John M. Kamensky is a senior fellow with the IBM Center for the Business of Government.E-mail: firstname.lastname@example.org
If you think that things aren't moving that quickly in the arena of sharing of services among governments, consider this: More than half of county officials across the country either are participating in or delivering shared services or are in active discussions to do so.
That's what Eric Zeemering, an assistant professor at the University of Maryland, and Daryl Delabbio, a county administrator in Michigan, found in a nationwide survey they recently completed. Their study, which will be published next month, found that it isn't just fiscal constraints that are causing so many governments to rethink how they deliver services. While county officials do say that "working with neighbors can help save money or add new revenue," the authors report that they found plenty of other motivations, including the ability to share in innovative approaches, such as reverse auctions; to improve regional decision-making; to transfer skills and knowledge, such as website design and maintenance; and to increase the level or quality of services.

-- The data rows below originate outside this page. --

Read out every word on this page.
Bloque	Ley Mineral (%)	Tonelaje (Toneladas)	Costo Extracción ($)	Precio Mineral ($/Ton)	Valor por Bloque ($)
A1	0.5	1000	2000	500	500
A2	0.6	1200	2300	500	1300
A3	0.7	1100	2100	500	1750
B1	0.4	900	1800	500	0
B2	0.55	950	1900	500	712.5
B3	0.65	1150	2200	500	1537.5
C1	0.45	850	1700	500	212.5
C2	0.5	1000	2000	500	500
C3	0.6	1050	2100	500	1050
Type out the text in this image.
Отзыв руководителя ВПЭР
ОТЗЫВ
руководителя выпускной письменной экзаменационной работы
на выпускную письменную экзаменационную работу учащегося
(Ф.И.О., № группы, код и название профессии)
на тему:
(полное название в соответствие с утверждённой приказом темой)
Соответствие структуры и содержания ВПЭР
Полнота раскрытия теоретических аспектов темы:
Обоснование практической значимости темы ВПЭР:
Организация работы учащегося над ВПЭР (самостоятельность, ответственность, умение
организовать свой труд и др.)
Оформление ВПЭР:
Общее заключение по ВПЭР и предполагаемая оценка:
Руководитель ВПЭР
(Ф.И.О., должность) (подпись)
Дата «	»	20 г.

Why are counties leading this trend? Typically, small local governments jealously guard their independence. County government is a natural place to turn to coordinate or deliver common services, whether they are police investigative services, road paving or group-purchasing contracts.

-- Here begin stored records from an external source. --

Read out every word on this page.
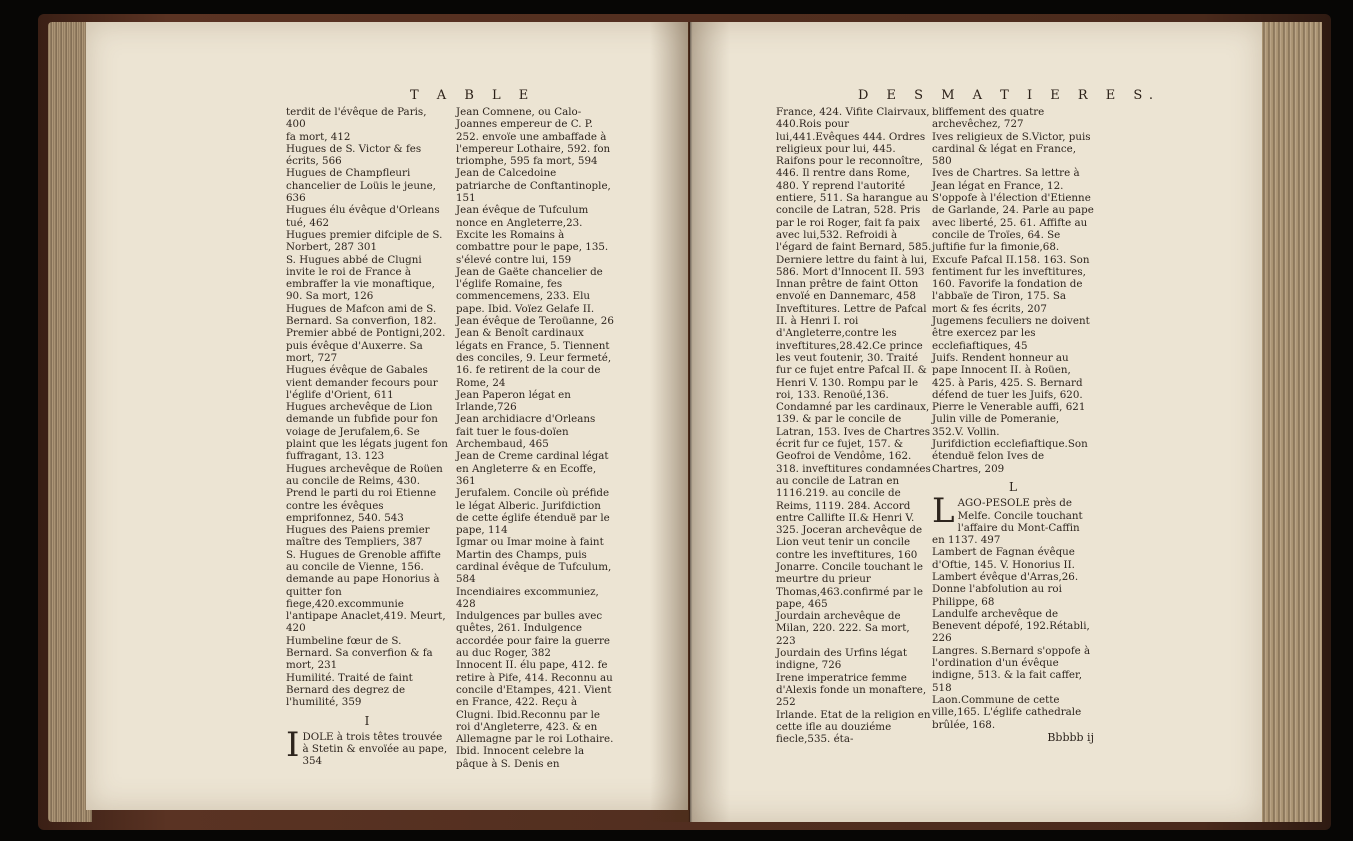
T A B L E	D E S M A T I E R E S.

terdit de l'évêque de Paris, 400

fa mort, 412

Hugues de S. Victor & fes écrits, 566

Hugues de Champfleuri chancelier de Loüis le jeune, 636

Hugues élu évêque d'Orleans tué, 462

Hugues premier difciple de S. Norbert, 287 301

S. Hugues abbé de Clugni invite le roi de France à embraffer la vie monaftique, 90. Sa mort, 126

Hugues de Mafcon ami de S. Bernard. Sa converfion, 182. Premier abbé de Pontigni,202. puis évêque d'Auxerre. Sa mort, 727

Hugues évêque de Gabales vient demander fecours pour l'églife d'Orient, 611

Hugues archevêque de Lion demande un fubfide pour fon voiage de Jerufalem,6. Se plaint que les légats jugent fon fuffragant, 13. 123

Hugues archevêque de Roüen au concile de Reims, 430. Prend le parti du roi Etienne contre les évêques emprifonnez, 540. 543

Hugues des Paiens premier maître des Templiers, 387

S. Hugues de Grenoble affifte au concile de Vienne, 156. demande au pape Honorius à quitter fon fiege,420.excommunie l'antipape Anaclet,419. Meurt, 420

Humbeline fœur de S. Bernard. Sa converfion & fa mort, 231

Humilité. Traité de faint Bernard des degrez de l'humilité, 359

I

IDOLE à trois têtes trouvée à Stetin & envoïée au pape, 354

Jean Comnene, ou Calo-Joannes empereur de C. P. 252. envoïe une ambaffade à l'empereur Lothaire, 592. fon triomphe, 595 fa mort, 594

Jean de Calcedoine patriarche de Conftantinople, 151

Jean évêque de Tufculum nonce en Angleterre,23. Excite les Romains à combattre pour le pape, 135. s'élevé contre lui, 159

Jean de Gaëte chancelier de l'églife Romaine, fes commencemens, 233. Elu pape. Ibid. Voïez Gelafe II.

Jean évêque de Teroüanne, 26

Jean & Benoît cardinaux légats en France, 5. Tiennent des conciles, 9. Leur fermeté, 16. fe retirent de la cour de Rome, 24

Jean Paperon légat en Irlande,726

Jean archidiacre d'Orleans fait tuer le fous-doïen Archembaud, 465

Jean de Creme cardinal légat en Angleterre & en Ecoffe, 361

Jerufalem. Concile où préfide le légat Alberic. Jurifdiction de cette églife étenduë par le pape, 114

Igmar ou Imar moine à faint Martin des Champs, puis cardinal évêque de Tufculum, 584

Incendiaires excommuniez, 428

Indulgences par bulles avec quêtes, 261. Indulgence accordée pour faire la guerre au duc Roger, 382

Innocent II. élu pape, 412. fe retire à Pife, 414. Reconnu au concile d'Etampes, 421. Vient en France, 422. Reçu à Clugni. Ibid.Reconnu par le roi d'Angleterre, 423. & en Allemagne par le roi Lothaire. Ibid. Innocent celebre la pâque à S. Denis en

France, 424. Vifite Clairvaux, 440.Rois pour lui,441.Evêques 444. Ordres religieux pour lui, 445. Raifons pour le reconnoître, 446. Il rentre dans Rome, 480. Y reprend l'autorité entiere, 511. Sa harangue au concile de Latran, 528. Pris par le roi Roger, fait fa paix avec lui,532. Refroidi à l'égard de faint Bernard, 585. Derniere lettre du faint à lui, 586. Mort d'Innocent II. 593

Innan prêtre de faint Otton envoïé en Dannemarc, 458

Inveftitures. Lettre de Pafcal II. à Henri I. roi d'Angleterre,contre les inveftitures,28.42.Ce prince les veut foutenir, 30. Traité fur ce fujet entre Pafcal II. & Henri V. 130. Rompu par le roi, 133. Renoüé,136. Condamné par les cardinaux, 139. & par le concile de Latran, 153. Ives de Chartres écrit fur ce fujet, 157. & Geofroi de Vendôme, 162. 318. inveftitures condamnées au concile de Latran en 1116.219. au concile de Reims, 1119. 284. Accord entre Callifte II.& Henri V. 325. Joceran archevêque de Lion veut tenir un concile contre les inveftitures, 160

Jonarre. Concile touchant le meurtre du prieur Thomas,463.confirmé par le pape, 465

Jourdain archevêque de Milan, 220. 222. Sa mort, 223

Jourdain des Urfins légat indigne, 726

Irene imperatrice femme d'Alexis fonde un monaftere, 252

Irlande. Etat de la religion en cette ifle au douziéme fiecle,535. éta-

bliffement des quatre archevêchez, 727

Ives religieux de S.Victor, puis cardinal & légat en France, 580

Ives de Chartres. Sa lettre à Jean légat en France, 12. S'oppofe à l'élection d'Etienne de Garlande, 24. Parle au pape avec liberté, 25. 61. Affifte au concile de Troïes, 64. Se juftifie fur la fimonie,68. Excufe Pafcal II.158. 163. Son fentiment fur les inveftitures, 160. Favorife la fondation de l'abbaïe de Tiron, 175. Sa mort & fes écrits, 207

Jugemens feculiers ne doivent être exercez par les ecclefiaftiques, 45

Juifs. Rendent honneur au pape Innocent II. à Roüen, 425. à Paris, 425. S. Bernard défend de tuer les Juifs, 620. Pierre le Venerable auffi, 621

Julin ville de Pomeranie, 352.V. Vollin.

Jurifdiction ecclefiaftique.Son étenduë felon Ives de Chartres, 209

L

LAGO-PESOLE près de Melfe. Concile touchant l'affaire du Mont-Caffin en 1137. 497

Lambert de Fagnan évêque d'Oftie, 145. V. Honorius II.

Lambert évêque d'Arras,26. Donne l'abfolution au roi Philippe, 68

Landulfe archevêque de Benevent dépofé, 192.Rétabli, 226

Langres. S.Bernard s'oppofe à l'ordination d'un évêque indigne, 513. & la fait caffer, 518

Laon.Commune de cette ville,165. L'églife cathedrale brûlée, 168.

Bbbbb ij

The approach varies widely. They can be formal contracts or inter-local agreements between governments, or they can be informal understandings. About one-third of the surveyed county officials say they have such agreements in place.
At the extreme end of the scale is the Los Angeles County sheriff's office, which contracts out so many services to local governments that it has a bureau dedicated to managing those services. The office provides SWAT teams, helicopters, specialized investigations and school liaison officers for local communities. "We consider ourselves a support unit because we are not the actual service provider," says Lt. Rick Mouwen, who is with the sheriff office's bureau of contracts and enforcement.
Zeemering and Delabbio caution that shared services aren't right for every local government. They found that a successful shared-services project has three preconditions:
• Leadership. Top leaders in both the county government as well as the local governmental units participating in a shared service have to champion the initiative. But that's not sufficient. Leadership is needed on the implementation teams, as well. For example, Kershaw County, S.C., created a "synergy committee" with staff from the county, the city of Camden, the school district and local hospitals to find ways to work together, starting with joint purchasing of office paper and fleet maintenance.
• Trust, reciprocity and transparency. Trust is seen as an important precondition for working together. "Relationships are the currency of how we get everything done in government," says Katy Simon, county manager of Washoe County, Nev. "If people don't trust each other, shared services are not going to work."
• Clear goals and measurable results. Dialogue is important, but so are results. Howard County, Md., Executive Ken Ullman made it a priority to work with the independent public-school district so that the county and the schools could find ways to create operational efficiencies and save money. They set clear goals around jointly bidding health, dental and other employee benefits, resulting in yearly savings of $4.3 million. This paved the way for developing similar agreements in other areas.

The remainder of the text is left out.